Ich zwinge mich zu einem Lächeln, nicke Tammy zu, verstaue den PokéNav in der Tasche, die ich um ihren Hals gebunden habe, und tauche unter, ehe ich es mir anders überlegen kann. Ich stehe. Ich bin nur in die Knie gegangen, aber ich spüre dennoch die Panik in mir aufsteigen. Ich halte es keine zwei Sekunden unter Wasser aus, ehe ich auftauche und schwer atmend Luft hole.
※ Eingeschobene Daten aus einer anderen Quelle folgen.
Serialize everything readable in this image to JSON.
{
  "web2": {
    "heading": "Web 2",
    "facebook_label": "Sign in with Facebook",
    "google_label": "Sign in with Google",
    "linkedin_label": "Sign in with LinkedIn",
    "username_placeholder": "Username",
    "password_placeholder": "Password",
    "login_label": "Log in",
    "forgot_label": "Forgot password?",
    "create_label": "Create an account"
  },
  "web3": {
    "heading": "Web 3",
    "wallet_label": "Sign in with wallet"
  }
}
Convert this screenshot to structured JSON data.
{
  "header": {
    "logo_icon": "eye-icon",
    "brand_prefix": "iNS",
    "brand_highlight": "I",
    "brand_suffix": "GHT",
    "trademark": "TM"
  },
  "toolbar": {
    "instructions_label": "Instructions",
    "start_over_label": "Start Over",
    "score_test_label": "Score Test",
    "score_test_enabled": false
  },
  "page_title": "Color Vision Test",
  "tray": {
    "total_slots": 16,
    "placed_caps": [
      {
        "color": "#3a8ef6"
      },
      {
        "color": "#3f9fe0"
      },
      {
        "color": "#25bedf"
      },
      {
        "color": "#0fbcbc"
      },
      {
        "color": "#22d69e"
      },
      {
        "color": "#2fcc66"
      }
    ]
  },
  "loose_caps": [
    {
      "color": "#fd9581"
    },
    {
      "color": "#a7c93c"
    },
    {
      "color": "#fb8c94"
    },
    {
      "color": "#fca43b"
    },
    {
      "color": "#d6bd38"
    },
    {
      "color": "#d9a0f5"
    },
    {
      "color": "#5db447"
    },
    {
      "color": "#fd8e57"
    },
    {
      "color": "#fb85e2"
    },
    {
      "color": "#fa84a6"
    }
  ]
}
Und während ich da stehe, die Augen geschlossen, die aufgehende Sonne auf meinem Gesicht und den leichten Zug der Wellen an meinen Beinen spürend, erkenne ich plötzlich, was mir solche Angst macht. Ich hatte mich damals auf die Tauchstunden gefreut, weil ich im Meer schwerelos war. Ich habe Angst, gefangen zu sein. Ich habe Angst, die Freiheit zu verlieren.
Ob dieser Erkenntnis kann ich nicht anders als lachend den Kopf zu schütteln. „Ich helfe dir!“, rufe ich auf das Meer hinaus. Auch wenn die ersten Häuser recht nah am Strand stehen, ist es mir egal. Er muss es wissen.
„Ich helfe dir“, flüstere ich noch einmal, mehr zu mir, um mir Mut zu machen, nehme die Arme über den Kopf und springe in die Fluten. Ich tauche etwa fünf Meter, ehe ich wieder auftauche. Tammy ist die ganze Zeit nicht von meiner Seite gewichen. Ich kann nicht sagen, dass meine Angst weg ist, aber ich weiß jetzt, dass der Weg, den ich gehe, genau der richtige ist. Ich muss wenigstens versuchen, das Unrecht wieder gut zu machen, was durch mich entstanden ist.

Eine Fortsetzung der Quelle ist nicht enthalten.